Спекулянтская лавка была маленькой, тихой бухтой. За стаканом свекольного самогона полицаи братались у прилавка с крестьянами, торговали людьми, запертыми в школе. Ночью полицейские спускали «товар» через школьное окно, и он тотчас растворялся в закутках улицы или, в кровь раздирая ноги, перелезал через колючую проволоку во двор нашей строительной фирмы и болтался там до утра, потому что контора была, разумеется, закрыта. В основном это были девушки. Они беспомощно бродили по двору, пялились на кучи песка, груды глины, кубы кирпича, шлакоблоков, дерматина, залезали в сусеки с мраморной крошкой, разные оттенки и размеры которой использовались для лестниц и надгробий, и беззаботно оправлялись там. Проснувшись, я весьма альтруистично вышвыривал их за ворота, но прибыль от этих операций, кроме полицаев (и, вероятно, неприступного, чуждого прозаическим, житейским делам жандарма), доставалась исключительно соседу, лавочнику, впрочем, он не испытывал по отношению ко мне ни угрызений совести, ни благодарности. Я каждый день забегал к нему, чтобы купить четвертушку черного хлеба, сто граммов кровяной колбасы и двадцать граммов масла. Он, как правило, не довешивал, цену же здорово округлял. И, смущенно улыбаясь, дрожащей рукой сгребал деньги.

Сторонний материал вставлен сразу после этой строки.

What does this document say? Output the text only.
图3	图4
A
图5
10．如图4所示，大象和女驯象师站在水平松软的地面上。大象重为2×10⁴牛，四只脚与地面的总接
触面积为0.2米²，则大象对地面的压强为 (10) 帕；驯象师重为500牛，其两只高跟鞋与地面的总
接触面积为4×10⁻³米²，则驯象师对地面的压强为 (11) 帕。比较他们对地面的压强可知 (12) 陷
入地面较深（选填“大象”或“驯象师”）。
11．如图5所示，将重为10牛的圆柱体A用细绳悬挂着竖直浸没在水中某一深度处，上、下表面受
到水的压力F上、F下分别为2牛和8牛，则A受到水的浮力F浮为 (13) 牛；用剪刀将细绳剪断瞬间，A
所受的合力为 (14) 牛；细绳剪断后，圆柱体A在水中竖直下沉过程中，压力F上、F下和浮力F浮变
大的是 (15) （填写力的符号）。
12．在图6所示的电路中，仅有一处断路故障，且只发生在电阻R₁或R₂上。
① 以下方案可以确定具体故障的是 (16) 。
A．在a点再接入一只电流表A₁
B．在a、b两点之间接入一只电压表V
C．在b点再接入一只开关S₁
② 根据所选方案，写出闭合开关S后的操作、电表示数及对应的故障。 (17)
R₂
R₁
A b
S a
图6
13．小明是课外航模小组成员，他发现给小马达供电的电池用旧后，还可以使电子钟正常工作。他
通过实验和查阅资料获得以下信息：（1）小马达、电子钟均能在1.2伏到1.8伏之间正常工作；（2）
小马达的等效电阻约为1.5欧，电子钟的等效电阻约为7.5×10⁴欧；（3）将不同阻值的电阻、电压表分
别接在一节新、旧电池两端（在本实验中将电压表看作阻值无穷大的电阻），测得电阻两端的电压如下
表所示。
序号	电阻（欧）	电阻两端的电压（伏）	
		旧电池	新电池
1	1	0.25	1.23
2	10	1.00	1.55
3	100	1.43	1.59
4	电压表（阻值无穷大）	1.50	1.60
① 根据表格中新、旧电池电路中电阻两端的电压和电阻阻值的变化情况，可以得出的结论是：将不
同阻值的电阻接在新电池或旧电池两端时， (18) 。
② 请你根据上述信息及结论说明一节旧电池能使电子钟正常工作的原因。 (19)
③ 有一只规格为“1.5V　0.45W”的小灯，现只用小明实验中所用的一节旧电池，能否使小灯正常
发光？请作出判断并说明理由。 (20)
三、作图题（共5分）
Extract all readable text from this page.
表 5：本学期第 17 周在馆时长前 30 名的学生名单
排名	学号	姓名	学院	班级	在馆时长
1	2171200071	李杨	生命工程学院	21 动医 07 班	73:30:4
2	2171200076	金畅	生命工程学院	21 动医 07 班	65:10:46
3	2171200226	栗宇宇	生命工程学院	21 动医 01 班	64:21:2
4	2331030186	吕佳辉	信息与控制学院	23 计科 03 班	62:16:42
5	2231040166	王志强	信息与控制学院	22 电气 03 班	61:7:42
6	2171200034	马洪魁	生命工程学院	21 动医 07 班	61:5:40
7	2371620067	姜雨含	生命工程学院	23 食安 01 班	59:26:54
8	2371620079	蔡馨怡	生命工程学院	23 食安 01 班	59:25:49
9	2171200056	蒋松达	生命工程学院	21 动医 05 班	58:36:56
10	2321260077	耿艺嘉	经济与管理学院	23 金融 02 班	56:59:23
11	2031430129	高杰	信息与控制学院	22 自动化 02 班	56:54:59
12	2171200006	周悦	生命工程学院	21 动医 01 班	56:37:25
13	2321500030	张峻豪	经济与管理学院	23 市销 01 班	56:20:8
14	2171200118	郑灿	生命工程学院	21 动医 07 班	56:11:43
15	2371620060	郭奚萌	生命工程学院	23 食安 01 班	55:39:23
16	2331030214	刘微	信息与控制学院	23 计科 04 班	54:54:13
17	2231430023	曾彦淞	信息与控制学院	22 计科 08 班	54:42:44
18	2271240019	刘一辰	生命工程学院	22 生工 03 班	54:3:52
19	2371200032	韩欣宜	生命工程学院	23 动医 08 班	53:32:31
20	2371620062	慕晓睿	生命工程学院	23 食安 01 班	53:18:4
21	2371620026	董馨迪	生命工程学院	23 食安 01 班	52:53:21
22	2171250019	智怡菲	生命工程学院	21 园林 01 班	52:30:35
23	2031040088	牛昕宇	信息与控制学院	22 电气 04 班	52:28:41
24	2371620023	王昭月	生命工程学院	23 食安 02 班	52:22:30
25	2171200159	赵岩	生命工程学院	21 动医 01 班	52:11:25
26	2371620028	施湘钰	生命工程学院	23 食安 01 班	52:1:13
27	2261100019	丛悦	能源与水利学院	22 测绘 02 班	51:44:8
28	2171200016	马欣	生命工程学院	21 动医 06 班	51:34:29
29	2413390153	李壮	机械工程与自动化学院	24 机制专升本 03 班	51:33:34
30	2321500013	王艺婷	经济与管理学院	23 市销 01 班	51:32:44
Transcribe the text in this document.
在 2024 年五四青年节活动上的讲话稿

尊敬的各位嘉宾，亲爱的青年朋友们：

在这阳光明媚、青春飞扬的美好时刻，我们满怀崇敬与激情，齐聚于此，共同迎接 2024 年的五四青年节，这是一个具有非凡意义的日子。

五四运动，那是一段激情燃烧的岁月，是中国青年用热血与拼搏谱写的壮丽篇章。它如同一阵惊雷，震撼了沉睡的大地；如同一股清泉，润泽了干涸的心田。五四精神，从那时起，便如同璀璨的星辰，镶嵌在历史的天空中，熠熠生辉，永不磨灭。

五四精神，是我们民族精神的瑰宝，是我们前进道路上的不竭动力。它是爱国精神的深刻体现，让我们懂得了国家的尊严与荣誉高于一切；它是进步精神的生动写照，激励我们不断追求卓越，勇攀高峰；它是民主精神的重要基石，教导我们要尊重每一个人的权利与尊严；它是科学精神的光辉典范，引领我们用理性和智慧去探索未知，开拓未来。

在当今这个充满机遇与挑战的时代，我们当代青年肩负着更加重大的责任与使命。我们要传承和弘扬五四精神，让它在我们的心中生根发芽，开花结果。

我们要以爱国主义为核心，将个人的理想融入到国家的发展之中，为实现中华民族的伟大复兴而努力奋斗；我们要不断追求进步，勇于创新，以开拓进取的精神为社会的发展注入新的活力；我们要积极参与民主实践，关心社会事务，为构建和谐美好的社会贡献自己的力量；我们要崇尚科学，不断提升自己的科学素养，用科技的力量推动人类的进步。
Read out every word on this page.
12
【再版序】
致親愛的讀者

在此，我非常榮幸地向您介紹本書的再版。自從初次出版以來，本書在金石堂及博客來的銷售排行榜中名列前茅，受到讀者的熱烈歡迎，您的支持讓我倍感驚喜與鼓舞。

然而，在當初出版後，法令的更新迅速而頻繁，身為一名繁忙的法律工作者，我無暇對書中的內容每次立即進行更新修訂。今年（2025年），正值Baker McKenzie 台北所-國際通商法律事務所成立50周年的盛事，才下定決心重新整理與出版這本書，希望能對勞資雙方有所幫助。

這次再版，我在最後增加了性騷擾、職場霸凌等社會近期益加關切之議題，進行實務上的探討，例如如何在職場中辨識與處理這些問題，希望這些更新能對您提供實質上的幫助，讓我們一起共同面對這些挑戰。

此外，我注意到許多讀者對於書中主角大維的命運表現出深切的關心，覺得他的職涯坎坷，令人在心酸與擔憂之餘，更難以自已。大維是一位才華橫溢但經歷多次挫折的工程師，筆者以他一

Да что говорить! Он не доливал сто граммов самогона, не довешивал десять граммов масла, резал хлеб на неровные ломтики и безжалостно выжимал из крестьян деньги за каждую выпущенную из школы деваху, потому что сам хотел жить, у него была жена, был сын во втором классе гимназии и дочь – ученица подпольного лицея, которая уже умела ценить красивые наряды, мальчишеские чары, вкус ученья и увлекательность конспирации; а наша строительная фирма продавала как крестьянам, так и инженерам мокрый алебастр, окаменевший цемент, разбавляла известь водой и подмешивала песок в мастику, а также, получая вагоны с товаром, обнаруживала, при молчаливом одобрении железнодорожного кладовщика, крупную недостачу, на которую немедленно оформляла акт. Казенный поставщик набирал в рот воды, поскольку у него были с фирмой сепаратные расчеты, не оформлявшиеся никакими актами.